La segunda noche fuimos al Teatro Esch para ver Insaciable, de Lucía La Piñona, y lamentablemente algunas de las expectativas no se cumplieron. Aunque hubo una introducción, como todas las noches, para que el público accediera a esta pieza contemporánea, la chispa no prendió y sólo al final, cuando La Piñona llenó la sala con su energía en su soleá, con esa fuerza y esa destreza increíbles, algo se removió en el público, pero para entonces ya era demasiado tarde.
El ritmo no era el ideal, y después de la primera parte, que se alargó bastante, se levantó un muro invisible entre el escenario y el público. Y no fue por los excelentes artistas que la acompañaban en el escenario.
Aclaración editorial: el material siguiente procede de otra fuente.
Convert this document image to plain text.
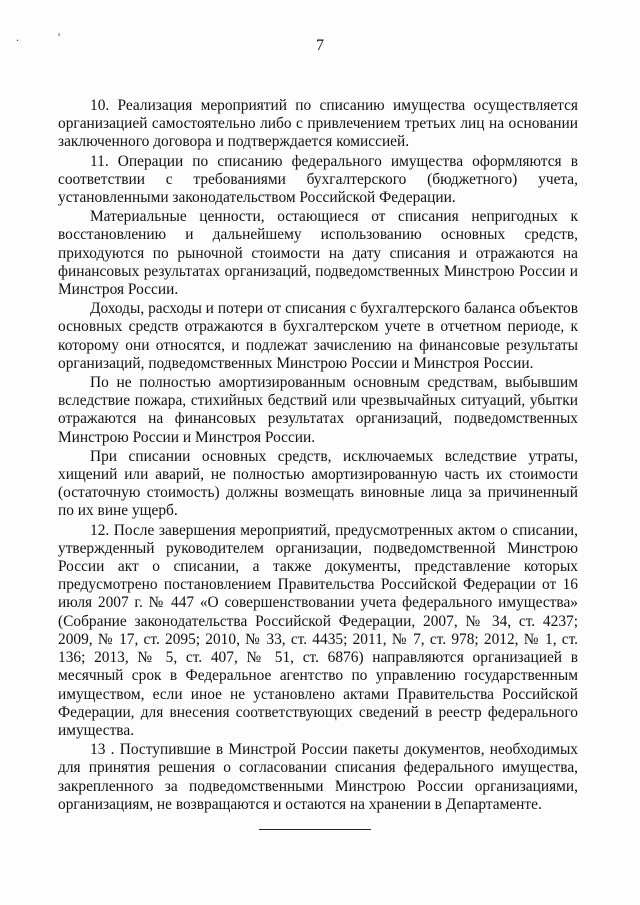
. '	7

10. Реализация мероприятий по списанию имущества осуществляется организацией самостоятельно либо с привлечением третьих лиц на основании заключенного договора и подтверждается комиссией.

11. Операции по списанию федерального имущества оформляются в соответствии с требованиями бухгалтерского (бюджетного) учета, установленными законодательством Российской Федерации.

Материальные ценности, остающиеся от списания непригодных к восстановлению и дальнейшему использованию основных средств, приходуются по рыночной стоимости на дату списания и отражаются на финансовых результатах организаций, подведомственных Минстрою России и Минстроя России.

Доходы, расходы и потери от списания с бухгалтерского баланса объектов основных средств отражаются в бухгалтерском учете в отчетном периоде, к которому они относятся, и подлежат зачислению на финансовые результаты организаций, подведомственных Минстрою России и Минстроя России.

По не полностью амортизированным основным средствам, выбывшим вследствие пожара, стихийных бедствий или чрезвычайных ситуаций, убытки отражаются на финансовых результатах организаций, подведомственных Минстрою России и Минстроя России.

При списании основных средств, исключаемых вследствие утраты, хищений или аварий, не полностью амортизированную часть их стоимости (остаточную стоимость) должны возмещать виновные лица за причиненный по их вине ущерб.

12. После завершения мероприятий, предусмотренных актом о списании, утвержденный руководителем организации, подведомственной Минстрою России акт о списании, а также документы, представление которых предусмотрено постановлением Правительства Российской Федерации от 16 июля 2007 г. № 447 «О совершенствовании учета федерального имущества» (Собрание законодательства Российской Федерации, 2007, № 34, ст. 4237; 2009, № 17, ст. 2095; 2010, № 33, ст. 4435; 2011, № 7, ст. 978; 2012, № 1, ст. 136; 2013, № 5, ст. 407, № 51, ст. 6876) направляются организацией в месячный срок в Федеральное агентство по управлению государственным имуществом, если иное не установлено актами Правительства Российской Федерации, для внесения соответствующих сведений в реестр федерального имущества.

13 . Поступившие в Минстрой России пакеты документов, необходимых для принятия решения о согласовании списания федерального имущества, закрепленного за подведомственными Минстрою России организациями, организациям, не возвращаются и остаются на хранении в Департаменте.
Jesús Corbacho, El Pechuguita y Ezequiel Montoya al cante, Ramón Amador a la guitarra y el bailaor Jonatan Miró estuvieron estupendos, pero quizá no era el día adecuado, a veces no se sabe.
El sábado volvimos a la Kulturfabrik y esperamos a Antonio Molina El Choro con su nueva obra Prender: Un acto de combustión. A pesar de lo indigesto del título, que no quedó del todo claro para el público, nos esperaba una velada muy agradable. Es en Torrejón, el barrio onubense de donde procede el protagonista, donde se encuentra el punto de partida de esta obra. En mi barrio siempre había un coche ardiendo o algún neumático viejo tirado por ahí”, explica El Choro en una entrevista. Ahora imagínense a los tres chicos sentados sobre los neumáticos del coche y hablando de lo que más les ocupa: el fútbol, los coches, el trabajo o lo que sea. Están entre ellos, hablando unos con otros y disfrutando tanto como el público.
Como en todas las épocas, había una canción que destacaba para ellos y que todos se sabían de memoria, en este caso es Cacho a Cacho, del grupo Estopa. Acelera un poco más, cantan. Acelera un poco más, conducimos demasiado despacio, vivimos ahora y no tenemos tiempo que perder. Pero también es un acto de liberación para El Choro y, cuando se arranca la camisa, las señoras del público están encantadas. Recuerda su juventud en el Barrio Torrejón, reflejada en la escenografía con las piezas de coche y los neumáticos de coche colgando, el ambiente exuberante entre sus amigos y las pequeñas rivalidades entre los chicos.
Tenemos que agradecer a uno de los guitarristas más interesantes del momento, Francisco Vinuesa, una melodía pegadiza que aún tengo en la cabeza, a Fran Roca un ingenioso uso de la armónica y a Jesús Corbacho, que vuelve a demostrar su versatilidad y en el que el cante parece un juego de niños, una complicidad con su amigo que hace creíble la historia.
El Choro mostró su baile varonil y animoso, nunca nos defraudará. El público abandonó la sala riendo y feliz, poniendo fin a un festival que esperemos tenga una larga vida por delante.